Ook de onderwerpen zijn aan dit proces onderworpen: ze worden steeds
meer perifeer. En dat geldt ten slotte ook voor alle aspecten van de technieken voor het maken van
beelden: uiteraard kan men ook met afval beelden maken, al zijn
oliefverf, chemische emulsies, en pixels of muziekinstrumenten speciaal
met het oog daarop ontworpen en ontwikkeld; en al kan men ook met
objecten allerhande voorstellingen opwekken in de geest, woorden zijn
daar van nature het best voor geschikt.
Maar hoe perifeer de categorieën en de onderwerpen ook worden, zij
blijven in aanmerking komen om op het beeld te verschijnen, en hoezeer
ook technieken om beelden te maken ook voor het maken van andere
producten dan beelden kunnen worden gebruikt, zolang men er
beelden mee blijft maken, blijven het 'beeldende technieken'.
Anders ligt het als het beeldconcept zelf het voorwerp wordt van de
vernieuwing, zoals wanneer men het beeld wil vervangen door
creativiteit, groepsbinding (van pseudoreligieuze rituelen tot
'convivialiteit'), opdoen van esthetische ervaringen, transgressieve
activiteit, werkelijkheid, door het teken als een andere vorm van 'representatie',
door spel, of door expressie.
Geven we een overzicht.
ONTERECHTE
UITSLUITING VAN BEELDEN IN NAAM VAN EIS NAAR TRANSGRESSIVITEIT
Aan
beelden van de uitgesloten groepen wordt habitueel de status van beeld ontzegd.
Dat uit zich in het toekennen van scheldnamen zoals 'gotisch', 'fauve'
'kubist' 'kitsch' 'academisch'.
De gewraakte eigenschappen die als groepsonderscheidend teken dienen
kunnen betrekking hebben op de onderwerpen (moreel tegenover zondig,
propagandistisch tegenover kritisch, privaat tegenover maatschappelijk,
maar ook de manier van ze in beel te brengen (verzadigd of suggestief,
geïdealiseerd of vervormd, enz.).
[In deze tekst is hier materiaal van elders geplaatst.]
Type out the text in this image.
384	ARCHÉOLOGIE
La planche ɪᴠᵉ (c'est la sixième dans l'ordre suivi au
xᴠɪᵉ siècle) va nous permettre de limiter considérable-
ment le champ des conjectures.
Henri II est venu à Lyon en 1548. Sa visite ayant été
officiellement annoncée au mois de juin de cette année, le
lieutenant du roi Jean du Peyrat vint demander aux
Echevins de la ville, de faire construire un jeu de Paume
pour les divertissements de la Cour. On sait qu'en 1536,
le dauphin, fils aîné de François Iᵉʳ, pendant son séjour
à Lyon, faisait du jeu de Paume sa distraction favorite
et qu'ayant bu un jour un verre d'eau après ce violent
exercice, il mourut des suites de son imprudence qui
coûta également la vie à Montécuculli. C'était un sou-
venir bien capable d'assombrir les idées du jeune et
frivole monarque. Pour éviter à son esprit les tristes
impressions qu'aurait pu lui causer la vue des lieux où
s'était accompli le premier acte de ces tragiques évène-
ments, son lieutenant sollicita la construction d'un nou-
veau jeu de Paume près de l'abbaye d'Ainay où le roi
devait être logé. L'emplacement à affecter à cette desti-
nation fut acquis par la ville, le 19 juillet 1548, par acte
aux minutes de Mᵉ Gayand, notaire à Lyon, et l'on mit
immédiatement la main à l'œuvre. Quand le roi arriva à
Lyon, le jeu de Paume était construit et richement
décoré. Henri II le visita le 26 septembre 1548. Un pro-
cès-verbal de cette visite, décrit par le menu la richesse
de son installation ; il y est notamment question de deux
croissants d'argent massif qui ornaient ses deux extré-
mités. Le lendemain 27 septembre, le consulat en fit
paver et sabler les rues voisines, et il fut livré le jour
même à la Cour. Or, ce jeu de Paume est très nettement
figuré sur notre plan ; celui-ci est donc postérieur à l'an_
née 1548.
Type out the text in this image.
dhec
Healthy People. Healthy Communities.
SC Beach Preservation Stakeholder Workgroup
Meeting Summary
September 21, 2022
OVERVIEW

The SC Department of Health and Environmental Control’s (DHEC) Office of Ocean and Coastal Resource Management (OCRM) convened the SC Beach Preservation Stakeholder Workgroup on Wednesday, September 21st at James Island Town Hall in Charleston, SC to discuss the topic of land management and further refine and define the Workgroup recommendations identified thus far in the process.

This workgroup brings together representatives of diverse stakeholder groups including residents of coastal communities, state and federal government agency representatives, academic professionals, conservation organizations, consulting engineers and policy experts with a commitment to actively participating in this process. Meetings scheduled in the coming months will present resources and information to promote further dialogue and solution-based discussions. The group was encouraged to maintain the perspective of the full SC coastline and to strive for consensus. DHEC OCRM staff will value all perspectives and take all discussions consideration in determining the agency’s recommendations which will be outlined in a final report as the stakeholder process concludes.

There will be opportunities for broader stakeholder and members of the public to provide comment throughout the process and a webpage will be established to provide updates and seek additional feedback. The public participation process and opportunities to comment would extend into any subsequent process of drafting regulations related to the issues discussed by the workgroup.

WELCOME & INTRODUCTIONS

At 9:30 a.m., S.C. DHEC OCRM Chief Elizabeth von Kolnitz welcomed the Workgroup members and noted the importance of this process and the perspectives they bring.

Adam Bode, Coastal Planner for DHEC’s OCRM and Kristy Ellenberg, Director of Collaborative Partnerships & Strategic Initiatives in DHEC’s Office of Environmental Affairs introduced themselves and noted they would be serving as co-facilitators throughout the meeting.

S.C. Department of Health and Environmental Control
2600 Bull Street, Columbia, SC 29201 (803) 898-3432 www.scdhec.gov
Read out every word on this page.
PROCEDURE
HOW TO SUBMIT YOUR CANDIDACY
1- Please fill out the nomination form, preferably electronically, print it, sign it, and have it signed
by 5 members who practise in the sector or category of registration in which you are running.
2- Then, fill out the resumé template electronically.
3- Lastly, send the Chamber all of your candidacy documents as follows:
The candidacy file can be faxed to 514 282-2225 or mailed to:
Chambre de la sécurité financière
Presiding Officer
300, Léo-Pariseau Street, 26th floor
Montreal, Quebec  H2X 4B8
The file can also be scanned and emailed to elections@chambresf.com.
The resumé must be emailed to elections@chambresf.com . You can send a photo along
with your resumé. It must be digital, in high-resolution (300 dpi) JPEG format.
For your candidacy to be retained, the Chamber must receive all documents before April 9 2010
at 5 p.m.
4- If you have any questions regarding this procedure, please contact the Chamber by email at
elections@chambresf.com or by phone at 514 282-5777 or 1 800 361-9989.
Ook technieken en materialen kunnen
dienst doen als groepsonderscheidend teken (het verwerpen van fotografie en van film,
of het verbod om 'onartistieke' materialen te gebruiken zoals plastic of afval), of technieken voor het maken van materiaalscala's of
productieprocedés (met als schoolvoorbeeld het taboeïseren van al wat geen dodekafonie
of seriële muziek was in de vijftiger en vroege zestiger jaren).
Uiteindelijk valt zoals gezien het beeld zelf onder de taboes.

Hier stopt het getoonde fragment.